Bănulescu lived most of his life under communism. He was the eighth child of a peasant family from Fǎcǎieni, a village of the plain in Ialomiţa County. Quite a few sources report him to have been born in 1929 although Bǎnulescu maintained a certain mystery about the date. At any rate, he was born in a democratic state whose economy was on the rise while the United States’ was collapsing into depression. Having graduated from the Romanian-Latin section of a high-school in Cǎlǎraşi, Bǎnulescu attended classes, first at the Law Faculty in the 1940s then at the Faculty of Letters, just as the Soviet-inspired Communist dictatorship consolidated its power.
Although he had published before1, Bănulescu is generally considered to have made his real literary debut in 1965 with Iarna bǎrbaţilor (literally “The Winter of the Men,” but better in English as Men in Winter). Later translated (with more or less success) into English, German, French, Spanish, Russian, Serbo-Croat, Czech and Hungarian, the book contained pieces that had appeared in Gazeta literarǎ (Literary Gazette) and Luceafǎrul (Lucifer) between 1963 and 1964. These would undergo a series of authorial revisions before appearing in the definitive edition of 1979. The collection earned Bănulescu the Writers’ Union Prize for Fiction, and he was immediately enthroned as a leading literary exponent during the post-Stalinist thaw. After a series of scholarships at foreign universities (Urbino, Iowa, and later, Berlin) that allowed him to travel abroad, Bănulescu became the vice-president of the Writers’ Union and, for a brief period (1968-1971), the chief editor of Luceafǎrul, a span that coincided with the most open period in the history of Romanian communism. Following the appearance of Cartea de la Metopolis / Book of the Metropolis, the first and only volume of a projected four volume series collectively title Cartea Milionarului / Book of the Millionaire (or The Millionaire’s Book), Banulescu, came down with a serious eye disease – like Borges – and entered a period of decline. He did, however, manage to publish short stories, memoirs and fragments of Cartea Dicomesiei, the second volume of the Cartea Milionarului series.A made-up place name,Dicomesiei is about as translatable as Yoknapatawpha County—but more about Yoknapatawpha later. Elegii la sfîrşit de secol (Elegies at the End of the Century), which appeared in 1997, mixes fiction with autobiographical essay along the lines inaugurated in Drum în cîmpie / The Road through the Plain and continued in Scrisori din provincia de Sud-Est / Letters from the South-East Province.

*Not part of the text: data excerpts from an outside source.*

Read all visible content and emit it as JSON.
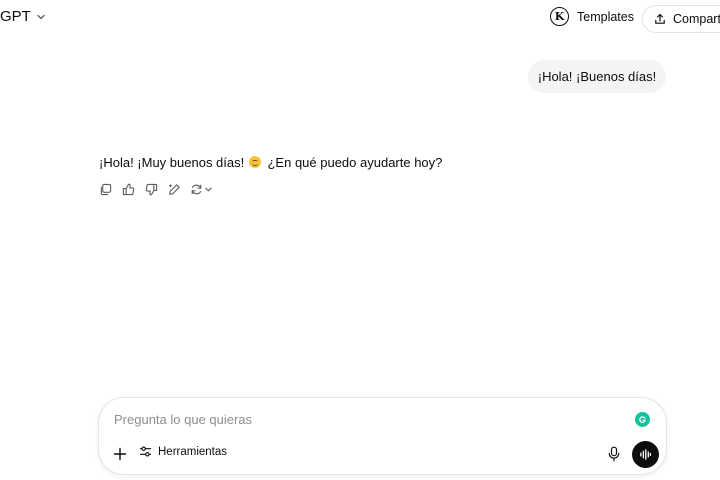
{
  "header": {
    "model_name": "GPT",
    "templates_logo_letter": "K",
    "templates_label": "Templates",
    "share_label": "Compartir"
  },
  "conversation": {
    "user_message": "¡Hola! ¡Buenos días!",
    "assistant_message_before_emoji": "¡Hola! ¡Muy buenos días!",
    "assistant_emoji": "smiling-face-emoji",
    "assistant_message_after_emoji": "¿En qué puedo ayudarte hoy?",
    "message_actions": [
      "copy-icon",
      "thumbs-up-icon",
      "thumbs-down-icon",
      "edit-icon",
      "regenerate-icon"
    ]
  },
  "composer": {
    "placeholder": "Pregunta lo que quieras",
    "value": "",
    "tools_label": "Herramientas"
  },
  "colors": {
    "user_bubble_bg": "#f4f4f4",
    "grammarly_green": "#15c39a",
    "voice_button_bg": "#0d0d0d",
    "placeholder_text": "#8f8f8f"
  }
}
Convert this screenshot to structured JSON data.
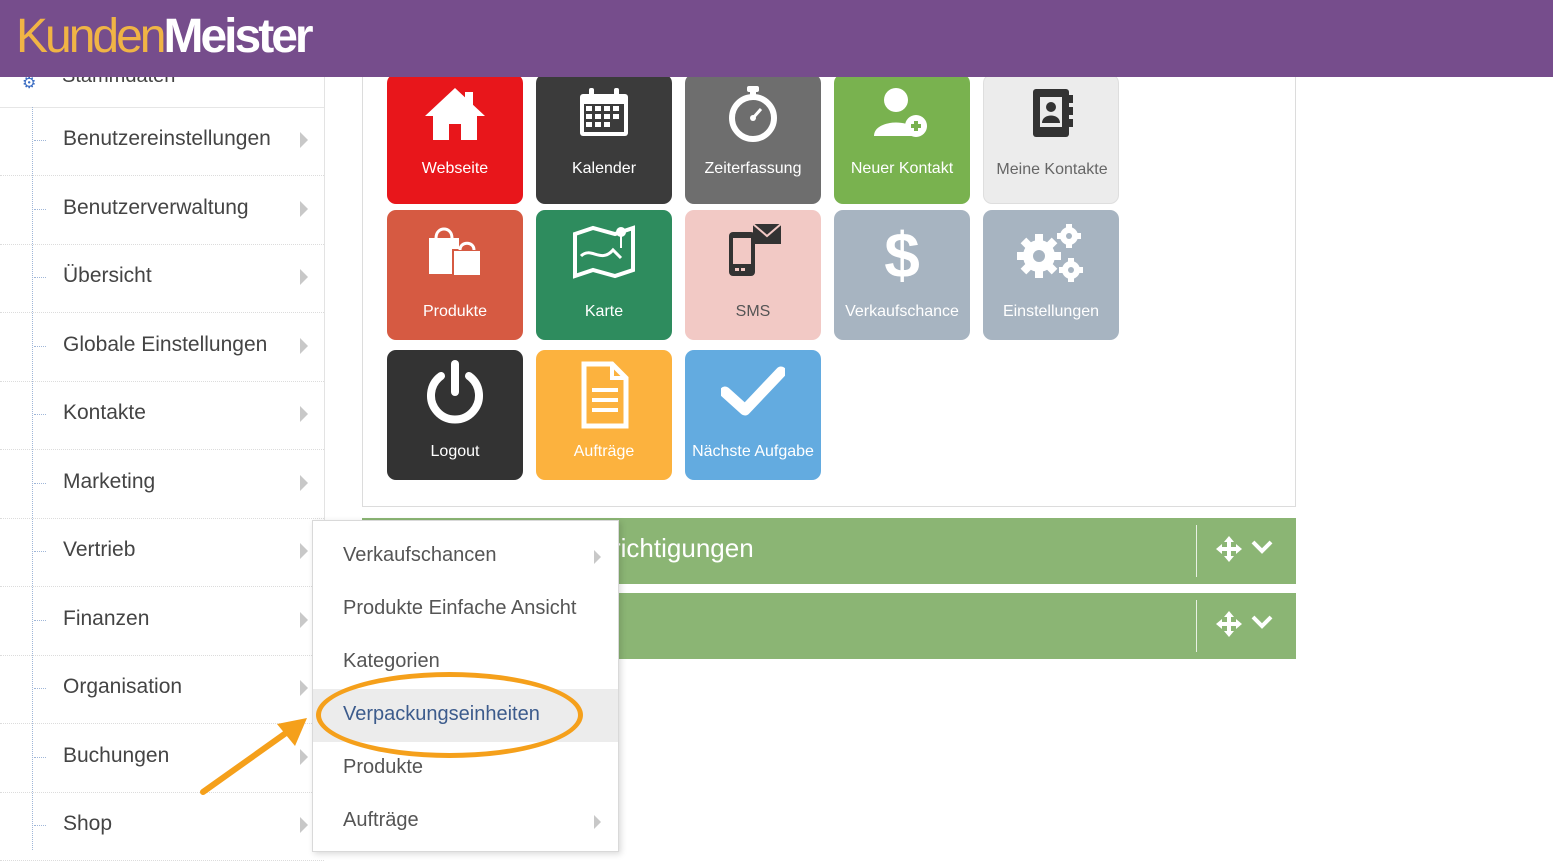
{
  "header": {
    "logo_part1": "Kunden",
    "logo_part2": "Meister",
    "background": "#764d8c",
    "logo_accent": "#f0b445"
  },
  "sidebar": {
    "stub_icon": "gears-icon",
    "stub_label": "Stammdaten",
    "items": [
      {
        "label": "Benutzereinstellungen",
        "has_submenu": true
      },
      {
        "label": "Benutzerverwaltung",
        "has_submenu": true
      },
      {
        "label": "Übersicht",
        "has_submenu": true
      },
      {
        "label": "Globale Einstellungen",
        "has_submenu": true
      },
      {
        "label": "Kontakte",
        "has_submenu": true
      },
      {
        "label": "Marketing",
        "has_submenu": true
      },
      {
        "label": "Vertrieb",
        "has_submenu": true
      },
      {
        "label": "Finanzen",
        "has_submenu": true
      },
      {
        "label": "Organisation",
        "has_submenu": true
      },
      {
        "label": "Buchungen",
        "has_submenu": true
      },
      {
        "label": "Shop",
        "has_submenu": true
      }
    ]
  },
  "tiles": [
    {
      "label": "Webseite",
      "icon": "home-icon",
      "color": "#e8161b"
    },
    {
      "label": "Kalender",
      "icon": "calendar-icon",
      "color": "#3b3b3b"
    },
    {
      "label": "Zeiterfassung",
      "icon": "stopwatch-icon",
      "color": "#6e6e6e"
    },
    {
      "label": "Neuer Kontakt",
      "icon": "add-user-icon",
      "color": "#79b24f"
    },
    {
      "label": "Meine Kontakte",
      "icon": "address-book-icon",
      "color": "#ececec"
    },
    {
      "label": "Produkte",
      "icon": "shopping-bags-icon",
      "color": "#d65a42"
    },
    {
      "label": "Karte",
      "icon": "map-icon",
      "color": "#2e8c5e"
    },
    {
      "label": "SMS",
      "icon": "phone-message-icon",
      "color": "#f2c9c5"
    },
    {
      "label": "Verkaufschance",
      "icon": "dollar-icon",
      "color": "#a7b4c1"
    },
    {
      "label": "Einstellungen",
      "icon": "gears-icon",
      "color": "#a7b4c1"
    },
    {
      "label": "Logout",
      "icon": "power-icon",
      "color": "#333333"
    },
    {
      "label": "Aufträge",
      "icon": "document-icon",
      "color": "#fcb23e"
    },
    {
      "label": "Nächste Aufgabe",
      "icon": "checkmark-icon",
      "color": "#63abe0"
    }
  ],
  "widgets": [
    {
      "title": "richtigungen",
      "move_icon": "move-icon",
      "toggle_icon": "chevron-down-icon"
    },
    {
      "title": "",
      "move_icon": "move-icon",
      "toggle_icon": "chevron-down-icon"
    }
  ],
  "widget_color": "#8bb574",
  "dropdown": {
    "items": [
      {
        "label": "Verkaufschancen",
        "has_submenu": true
      },
      {
        "label": "Produkte Einfache Ansicht",
        "has_submenu": false
      },
      {
        "label": "Kategorien",
        "has_submenu": false
      },
      {
        "label": "Verpackungseinheiten",
        "has_submenu": false,
        "highlighted": true
      },
      {
        "label": "Produkte",
        "has_submenu": false
      },
      {
        "label": "Aufträge",
        "has_submenu": true
      }
    ]
  },
  "annotation": {
    "color": "#f5a01b",
    "shapes": [
      "circle-highlight",
      "arrow-pointer"
    ]
  }
}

Iarna bǎrbaţilor / Men in Winter carries on the then-current archaizing, mytho-fantastic tendency established by Mihail Sadoveanu, Mircea Eliade and Vasile Voiculescu. Bănulescu elevates the speculative, frustrated or picturesque prose of Romanian plains writers—Panait Istrati, Zaharia Stancu sau Fǎnuş Neagu—to the level of speculative thought. Filtering folkloric traditions in a literary way, Bǎnulescu goes beyond the erudite “archaeological” reveries of 19th century master Alexandru Odobescu. His ironic characterizations tie in with the epistolary literature of Costache Negruzzi and his distant, ceremonious aestheticism with the prose of Mateiu Caragiale.

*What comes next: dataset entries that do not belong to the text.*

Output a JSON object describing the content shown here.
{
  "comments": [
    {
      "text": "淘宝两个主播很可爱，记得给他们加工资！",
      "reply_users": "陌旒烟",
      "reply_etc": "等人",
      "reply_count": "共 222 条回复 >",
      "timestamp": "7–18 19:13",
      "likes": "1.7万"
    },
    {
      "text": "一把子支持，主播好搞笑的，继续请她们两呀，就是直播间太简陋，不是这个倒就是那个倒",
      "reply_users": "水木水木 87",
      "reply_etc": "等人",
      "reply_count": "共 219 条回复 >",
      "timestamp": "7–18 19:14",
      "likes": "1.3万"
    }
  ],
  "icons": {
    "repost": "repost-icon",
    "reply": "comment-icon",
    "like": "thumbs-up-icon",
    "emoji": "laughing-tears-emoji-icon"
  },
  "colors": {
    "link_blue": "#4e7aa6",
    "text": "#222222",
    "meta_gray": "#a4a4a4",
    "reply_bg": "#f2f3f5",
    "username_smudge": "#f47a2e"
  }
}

Other ingredients of Banulescu’s originality: criticism has been right to mention Bǎnulescu’s expressionist styling of folklore from the Romanian plains and, by extension, the entire imaginary universe of Iarna bǎrbaţilor / Men in Winter. Most of the stories are set in the Danube marshes and on the Bǎrǎgan steppe, which characterize “Mistreţii erau blînzi ” / “The Boars were Mild,” “Dropia” / “The Bustard,” “Satul de lut” / “The Clay Village,” “ Varǎ şi viscol” / “ Summer and Storm” and “Masa cu oglinzi” / “The Table of Mirrors.”

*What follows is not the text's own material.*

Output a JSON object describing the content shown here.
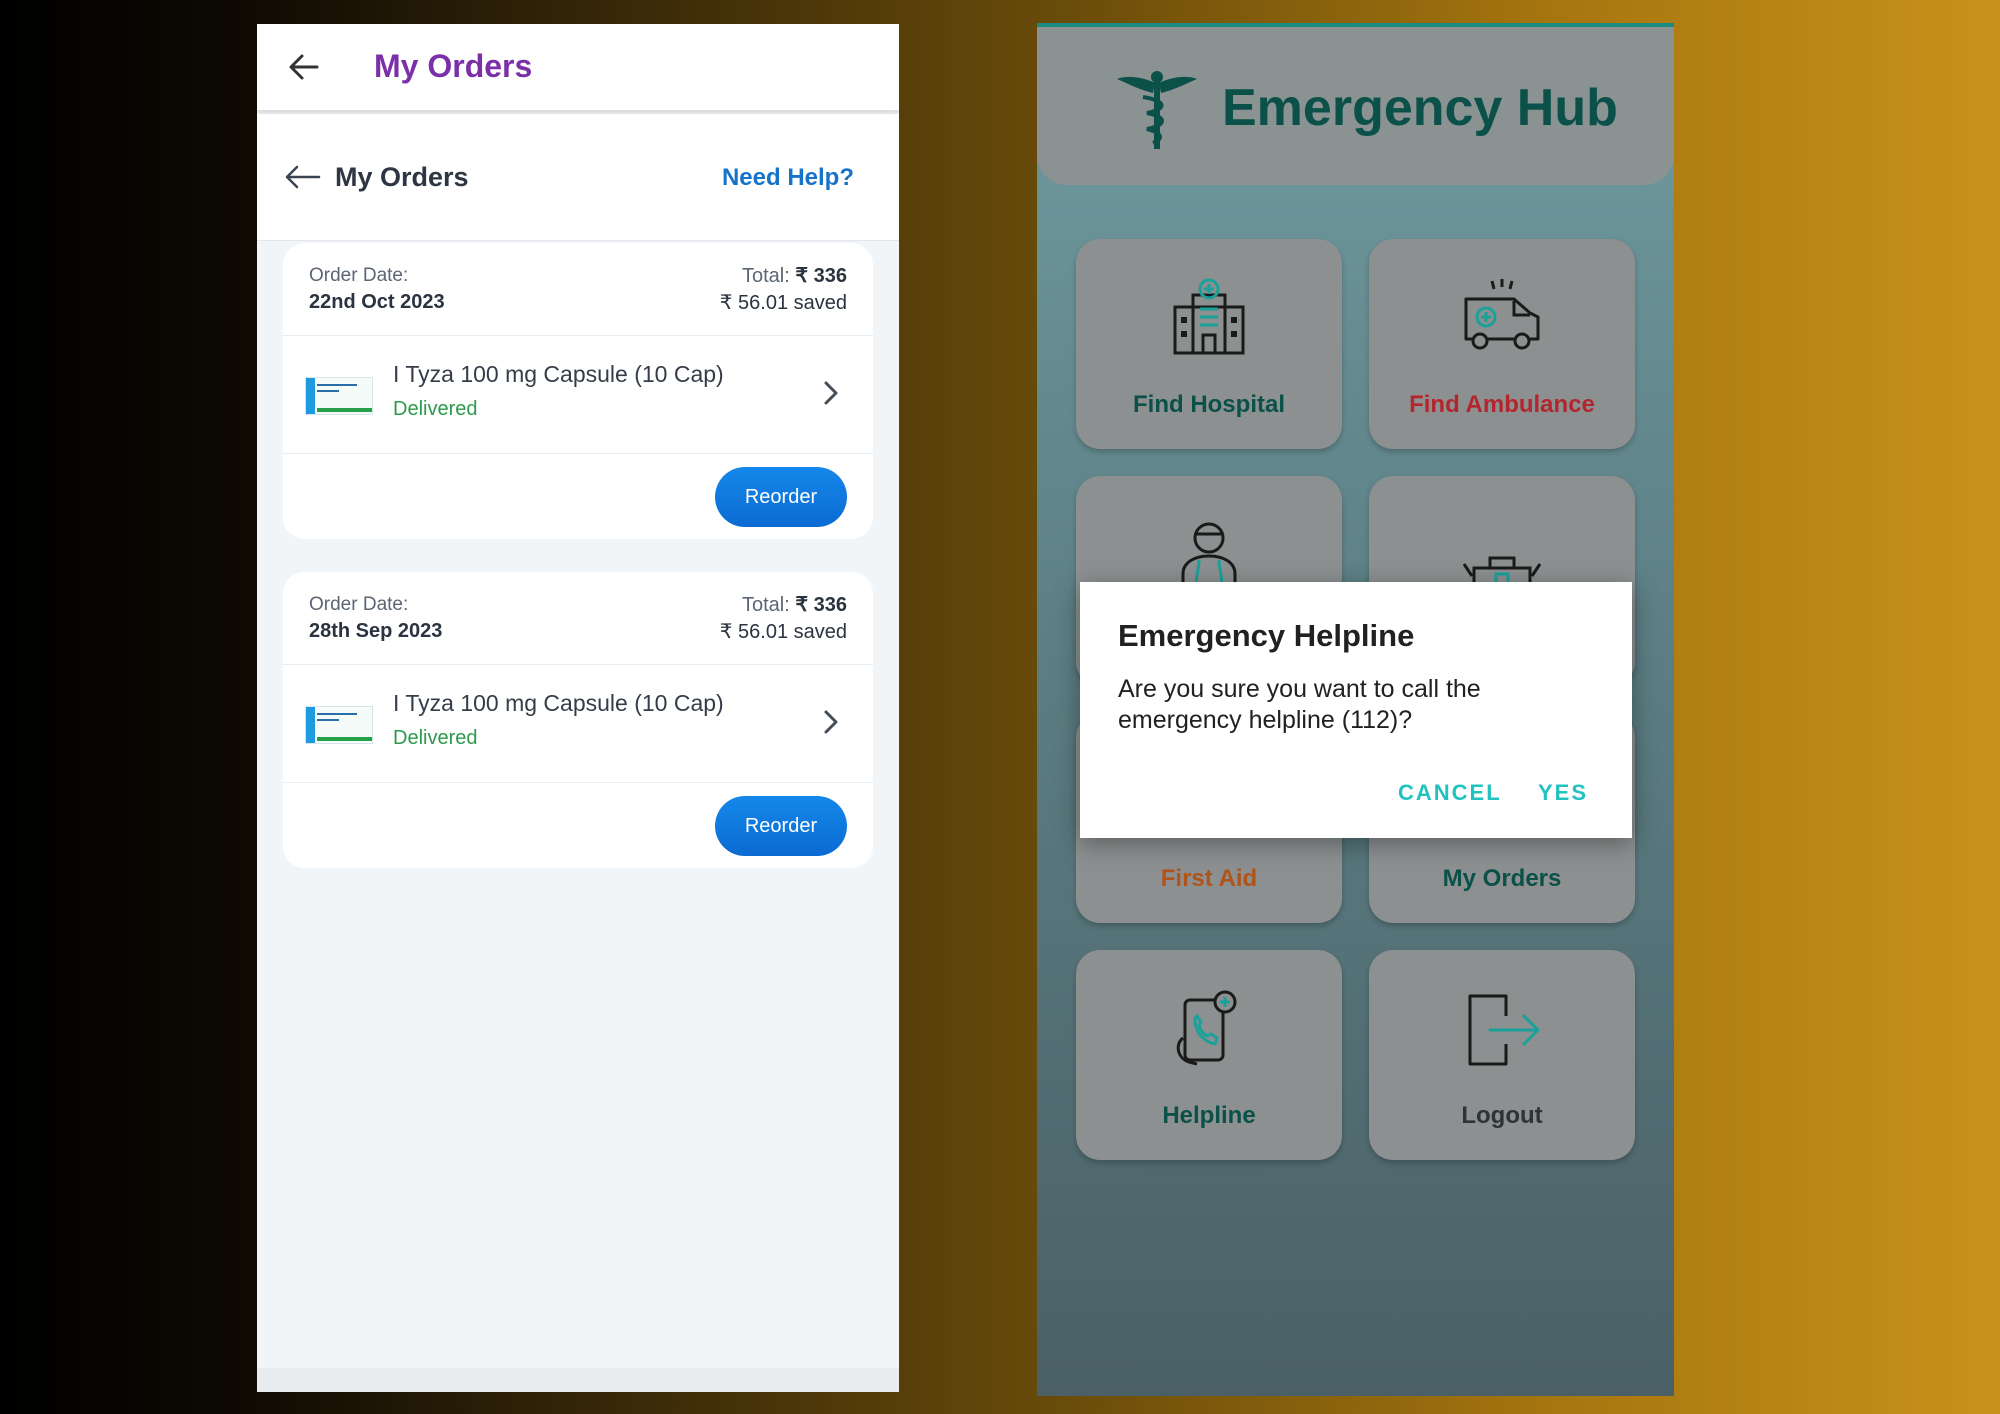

“Gaudeamus,” though, opens a window on old Bucharest devastated by war. Armies, refugees, the menace of History, and the businessman, Bazacopol all invade the quasi-archaic ahistoric regions of the Danube with their drought scorched summers, their harsh, wild winters and dull, nothing-ever-happens towns, which suddenly open to the intellectual life of the City. Images of the Capital pervade Gaudeamus and the short stories introduced in the 1971 edition, together with of memories of war and desertion—“the return home”—recalled or recovered from Bănulescu’s younger, pre-university days.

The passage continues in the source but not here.